Look, we all know that the Avengers are in big trouble. After a series of crushing defeats, their popularity is in freefall, leaving S.H.I.E.L.D. desperate for answers. With villains gaining more and more support, I think it’s worth taking a note from the personality who dominates the modern bad guy media landscape—publisher-turned-podcaster J. Jonah Jameson.
“The J. Jonah Jameson Ordeal” has become an influential empire by appealing to his listener’s emotions. Jameson works them into a frenzy with half-truths and misinformation, appealing to the suspicions of their baser natures. Fundamentally, they want to hear that Spider-Man isn’t better than them, that common knowledge espoused by perceived “elites” is a lie, and that there is actually a secret truth only privy to those special and smart enough to hear it—themselves. What the Avengers need is someone who can do all of that and then say, “Spider-Man is good, actually.”

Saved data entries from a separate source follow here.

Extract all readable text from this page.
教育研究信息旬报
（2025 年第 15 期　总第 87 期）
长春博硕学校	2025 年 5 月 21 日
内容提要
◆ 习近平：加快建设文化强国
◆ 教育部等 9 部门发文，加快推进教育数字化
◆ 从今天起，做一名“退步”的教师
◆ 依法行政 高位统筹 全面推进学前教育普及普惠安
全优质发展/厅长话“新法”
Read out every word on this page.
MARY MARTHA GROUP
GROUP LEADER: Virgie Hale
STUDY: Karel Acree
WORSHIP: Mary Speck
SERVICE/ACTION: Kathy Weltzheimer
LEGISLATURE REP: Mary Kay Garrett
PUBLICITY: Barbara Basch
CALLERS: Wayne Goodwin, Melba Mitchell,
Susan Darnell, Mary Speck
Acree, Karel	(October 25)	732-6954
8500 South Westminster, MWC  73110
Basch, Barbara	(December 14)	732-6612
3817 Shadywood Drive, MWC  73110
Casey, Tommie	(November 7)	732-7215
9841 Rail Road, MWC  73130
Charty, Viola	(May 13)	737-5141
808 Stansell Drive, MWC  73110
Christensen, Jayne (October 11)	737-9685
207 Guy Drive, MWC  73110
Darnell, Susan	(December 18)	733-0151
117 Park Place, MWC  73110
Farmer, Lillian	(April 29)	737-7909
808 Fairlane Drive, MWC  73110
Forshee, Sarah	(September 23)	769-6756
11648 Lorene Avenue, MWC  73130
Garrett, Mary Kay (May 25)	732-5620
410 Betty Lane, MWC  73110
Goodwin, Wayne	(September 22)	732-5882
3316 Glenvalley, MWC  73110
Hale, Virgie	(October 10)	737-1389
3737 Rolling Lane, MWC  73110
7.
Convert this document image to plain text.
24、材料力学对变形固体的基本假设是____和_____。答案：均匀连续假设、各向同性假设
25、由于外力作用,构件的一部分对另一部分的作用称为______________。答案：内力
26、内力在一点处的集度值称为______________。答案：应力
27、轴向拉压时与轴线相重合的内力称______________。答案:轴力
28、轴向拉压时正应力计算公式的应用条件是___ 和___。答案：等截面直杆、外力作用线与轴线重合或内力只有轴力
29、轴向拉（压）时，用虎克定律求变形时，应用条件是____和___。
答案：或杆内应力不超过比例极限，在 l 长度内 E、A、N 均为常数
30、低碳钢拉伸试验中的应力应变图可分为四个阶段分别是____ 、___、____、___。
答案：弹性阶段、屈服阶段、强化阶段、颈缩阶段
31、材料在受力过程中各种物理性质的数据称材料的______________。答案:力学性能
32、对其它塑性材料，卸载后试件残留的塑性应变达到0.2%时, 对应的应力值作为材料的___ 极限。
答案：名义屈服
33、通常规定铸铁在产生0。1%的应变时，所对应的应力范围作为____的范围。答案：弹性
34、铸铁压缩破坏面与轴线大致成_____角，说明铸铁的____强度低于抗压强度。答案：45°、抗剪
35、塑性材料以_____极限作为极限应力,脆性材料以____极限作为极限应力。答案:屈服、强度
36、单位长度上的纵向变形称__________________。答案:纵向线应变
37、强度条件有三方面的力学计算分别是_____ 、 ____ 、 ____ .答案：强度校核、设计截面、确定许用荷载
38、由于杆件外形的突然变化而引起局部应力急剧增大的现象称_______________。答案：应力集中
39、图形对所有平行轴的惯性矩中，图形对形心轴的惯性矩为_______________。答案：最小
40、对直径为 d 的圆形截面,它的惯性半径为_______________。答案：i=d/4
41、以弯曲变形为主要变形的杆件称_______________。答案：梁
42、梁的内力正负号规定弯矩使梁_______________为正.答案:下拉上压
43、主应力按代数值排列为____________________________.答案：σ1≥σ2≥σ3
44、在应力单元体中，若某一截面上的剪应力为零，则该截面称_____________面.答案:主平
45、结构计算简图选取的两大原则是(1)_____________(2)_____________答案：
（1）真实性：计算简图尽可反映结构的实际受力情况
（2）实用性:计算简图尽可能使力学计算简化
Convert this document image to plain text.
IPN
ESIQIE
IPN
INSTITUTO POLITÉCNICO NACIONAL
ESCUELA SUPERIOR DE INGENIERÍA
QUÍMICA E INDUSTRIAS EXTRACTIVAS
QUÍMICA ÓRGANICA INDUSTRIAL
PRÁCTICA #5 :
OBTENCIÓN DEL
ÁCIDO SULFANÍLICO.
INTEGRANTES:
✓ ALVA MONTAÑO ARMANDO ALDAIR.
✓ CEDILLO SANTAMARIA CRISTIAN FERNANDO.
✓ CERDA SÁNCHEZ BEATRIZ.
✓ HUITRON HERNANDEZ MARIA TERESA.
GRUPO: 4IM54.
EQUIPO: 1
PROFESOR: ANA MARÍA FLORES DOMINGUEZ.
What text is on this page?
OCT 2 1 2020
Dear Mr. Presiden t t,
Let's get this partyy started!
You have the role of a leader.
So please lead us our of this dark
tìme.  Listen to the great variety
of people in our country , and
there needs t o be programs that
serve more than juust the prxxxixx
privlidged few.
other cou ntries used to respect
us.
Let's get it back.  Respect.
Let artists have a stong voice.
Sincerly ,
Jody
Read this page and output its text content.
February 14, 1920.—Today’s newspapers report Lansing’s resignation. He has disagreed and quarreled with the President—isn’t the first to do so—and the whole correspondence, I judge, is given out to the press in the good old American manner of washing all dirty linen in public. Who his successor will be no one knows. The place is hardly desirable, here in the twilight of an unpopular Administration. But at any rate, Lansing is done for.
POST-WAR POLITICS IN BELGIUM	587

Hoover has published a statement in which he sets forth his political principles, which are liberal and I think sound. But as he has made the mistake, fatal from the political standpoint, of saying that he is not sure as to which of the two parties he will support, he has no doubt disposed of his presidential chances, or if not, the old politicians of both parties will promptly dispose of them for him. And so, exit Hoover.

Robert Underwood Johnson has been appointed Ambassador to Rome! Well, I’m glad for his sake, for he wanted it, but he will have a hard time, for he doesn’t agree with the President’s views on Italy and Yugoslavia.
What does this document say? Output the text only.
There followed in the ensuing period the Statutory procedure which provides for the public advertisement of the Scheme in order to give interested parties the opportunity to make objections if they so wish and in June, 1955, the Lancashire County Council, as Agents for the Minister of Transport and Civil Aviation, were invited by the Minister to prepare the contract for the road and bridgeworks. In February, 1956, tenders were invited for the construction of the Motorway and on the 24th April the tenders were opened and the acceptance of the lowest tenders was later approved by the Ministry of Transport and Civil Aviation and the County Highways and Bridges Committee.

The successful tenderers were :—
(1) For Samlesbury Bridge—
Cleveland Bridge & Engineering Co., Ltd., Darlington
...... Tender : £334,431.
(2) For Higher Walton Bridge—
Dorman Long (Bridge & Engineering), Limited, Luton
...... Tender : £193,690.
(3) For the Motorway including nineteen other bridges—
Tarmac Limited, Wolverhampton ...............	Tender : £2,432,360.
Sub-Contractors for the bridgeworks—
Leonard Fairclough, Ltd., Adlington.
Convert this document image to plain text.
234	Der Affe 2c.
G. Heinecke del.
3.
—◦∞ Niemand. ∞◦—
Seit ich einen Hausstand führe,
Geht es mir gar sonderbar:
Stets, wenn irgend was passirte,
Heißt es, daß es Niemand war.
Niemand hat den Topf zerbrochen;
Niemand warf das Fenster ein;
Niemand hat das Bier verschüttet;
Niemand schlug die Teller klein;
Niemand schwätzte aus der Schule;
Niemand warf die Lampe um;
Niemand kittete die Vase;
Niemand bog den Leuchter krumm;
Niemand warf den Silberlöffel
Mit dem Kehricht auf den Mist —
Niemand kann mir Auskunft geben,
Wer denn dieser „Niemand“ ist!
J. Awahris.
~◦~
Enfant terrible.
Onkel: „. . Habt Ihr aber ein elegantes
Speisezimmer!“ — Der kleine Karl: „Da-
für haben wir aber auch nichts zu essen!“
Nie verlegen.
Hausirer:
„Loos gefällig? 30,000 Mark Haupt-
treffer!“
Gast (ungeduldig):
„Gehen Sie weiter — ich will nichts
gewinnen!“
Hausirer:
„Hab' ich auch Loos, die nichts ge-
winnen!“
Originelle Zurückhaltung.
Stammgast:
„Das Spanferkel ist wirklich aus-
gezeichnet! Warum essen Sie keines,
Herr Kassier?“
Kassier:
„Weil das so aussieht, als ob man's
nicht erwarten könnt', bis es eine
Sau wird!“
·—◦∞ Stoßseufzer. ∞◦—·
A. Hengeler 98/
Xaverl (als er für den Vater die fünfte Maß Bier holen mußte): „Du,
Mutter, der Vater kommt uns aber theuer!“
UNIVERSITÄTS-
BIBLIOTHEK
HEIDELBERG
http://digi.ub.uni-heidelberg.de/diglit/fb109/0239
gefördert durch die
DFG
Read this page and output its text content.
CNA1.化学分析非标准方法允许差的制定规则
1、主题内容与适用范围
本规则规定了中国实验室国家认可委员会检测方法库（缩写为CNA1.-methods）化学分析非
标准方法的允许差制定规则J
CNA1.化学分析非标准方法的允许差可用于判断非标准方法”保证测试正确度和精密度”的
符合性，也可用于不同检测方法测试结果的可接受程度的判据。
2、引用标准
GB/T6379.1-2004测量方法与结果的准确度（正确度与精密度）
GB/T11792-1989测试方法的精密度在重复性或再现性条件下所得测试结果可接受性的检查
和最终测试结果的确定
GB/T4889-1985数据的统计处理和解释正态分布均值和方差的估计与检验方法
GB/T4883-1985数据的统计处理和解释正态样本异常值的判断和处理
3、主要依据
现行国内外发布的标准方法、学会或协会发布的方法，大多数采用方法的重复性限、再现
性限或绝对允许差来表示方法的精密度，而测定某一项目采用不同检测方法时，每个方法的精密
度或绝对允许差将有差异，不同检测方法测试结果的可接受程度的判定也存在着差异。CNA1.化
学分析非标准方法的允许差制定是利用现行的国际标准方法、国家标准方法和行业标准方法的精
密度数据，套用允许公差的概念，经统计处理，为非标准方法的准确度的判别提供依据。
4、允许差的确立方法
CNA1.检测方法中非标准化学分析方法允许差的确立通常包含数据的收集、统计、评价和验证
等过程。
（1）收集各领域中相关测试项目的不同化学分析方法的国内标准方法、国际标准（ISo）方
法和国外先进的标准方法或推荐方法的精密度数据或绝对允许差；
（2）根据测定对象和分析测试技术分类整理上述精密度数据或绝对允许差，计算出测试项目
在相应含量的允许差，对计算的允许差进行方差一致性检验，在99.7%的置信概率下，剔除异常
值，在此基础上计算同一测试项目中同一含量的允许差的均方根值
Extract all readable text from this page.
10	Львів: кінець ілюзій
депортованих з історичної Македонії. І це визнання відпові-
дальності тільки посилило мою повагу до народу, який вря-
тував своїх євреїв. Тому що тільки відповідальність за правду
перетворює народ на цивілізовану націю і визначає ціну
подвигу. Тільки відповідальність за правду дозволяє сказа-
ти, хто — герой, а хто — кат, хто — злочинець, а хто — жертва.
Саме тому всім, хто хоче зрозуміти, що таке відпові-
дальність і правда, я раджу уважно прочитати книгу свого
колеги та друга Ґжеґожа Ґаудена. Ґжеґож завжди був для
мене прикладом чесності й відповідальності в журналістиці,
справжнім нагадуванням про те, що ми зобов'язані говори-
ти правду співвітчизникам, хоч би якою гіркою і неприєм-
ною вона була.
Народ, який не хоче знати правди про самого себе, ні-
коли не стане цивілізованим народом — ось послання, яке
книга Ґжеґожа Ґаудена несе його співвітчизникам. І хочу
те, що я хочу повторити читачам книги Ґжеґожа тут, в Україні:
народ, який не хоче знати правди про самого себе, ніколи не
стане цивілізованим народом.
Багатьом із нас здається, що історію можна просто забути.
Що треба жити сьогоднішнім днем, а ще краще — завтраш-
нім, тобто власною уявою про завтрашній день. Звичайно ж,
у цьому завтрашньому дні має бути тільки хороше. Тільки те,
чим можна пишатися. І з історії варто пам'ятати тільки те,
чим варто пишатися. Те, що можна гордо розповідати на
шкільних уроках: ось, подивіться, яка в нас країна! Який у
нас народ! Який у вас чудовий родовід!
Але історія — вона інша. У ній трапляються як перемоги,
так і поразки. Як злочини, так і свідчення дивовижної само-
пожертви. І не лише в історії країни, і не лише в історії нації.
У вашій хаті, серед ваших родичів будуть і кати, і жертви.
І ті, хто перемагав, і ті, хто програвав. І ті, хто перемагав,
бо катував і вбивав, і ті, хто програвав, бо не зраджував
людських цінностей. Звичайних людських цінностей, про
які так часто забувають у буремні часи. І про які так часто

Our version of Jameson needs to be a heterodox thinker, just like him. His listeners appreciate that he will interview anyone with even a crumb of notoriety, nodding slack-jawed as they spew whatever nonsense pops into their troubled minds. Imagine a pro-Avengers podcaster who welcomed villains onto his show, allowing him to connect directly to the hard-to-reach henchman demographic. We can’t afford to be afraid of discourse any longer.
There’s a few obvious picks. Kraven the Hunter has a physique that compares Jameson’s oddly-jacked physique for his age, which will appeal to disaffected young men. That’s a demographic that has shifted hard to evil-doing over the last decade, probably because they didn’t have a podcast telling them about all the good things that the Avengers do. Venom is a great pick to appeal to villainous-drifting Gen-Xers, and he brings a built-in co-host/producer with him.
Whoever they get to fill this role, it needs to be someone with common sense—someone who understands that the Avengers need to end their support of the X-Men. Sure, the Avengers have never publicly expressed approval of the vigilante group, and most of their actual deeds have ultimately proven hostile to mutants. Still, many of their supporters are also fans of the X-Men, especially radical webheads. The Avengers need someone who can speak hard truths to them by explaining that they must abandon their core values and throw a vulnerable group to the wolves in a hopeless attempt to win the favor of a hateful bunch of cranks who despise them.
A Spidey-friendly J. Jonah Jameson might not solve all of the Avengers’ problems, but it would be a significant first step. It may even convince Tony Stark to open up his wallet and donate to them. They’ll need that help to close the significant funding gap heroes are currently experiencing compared to villains, who have received generous help from several billionaires, including Justin Hammer, Norman Osborne, and Tony Stark.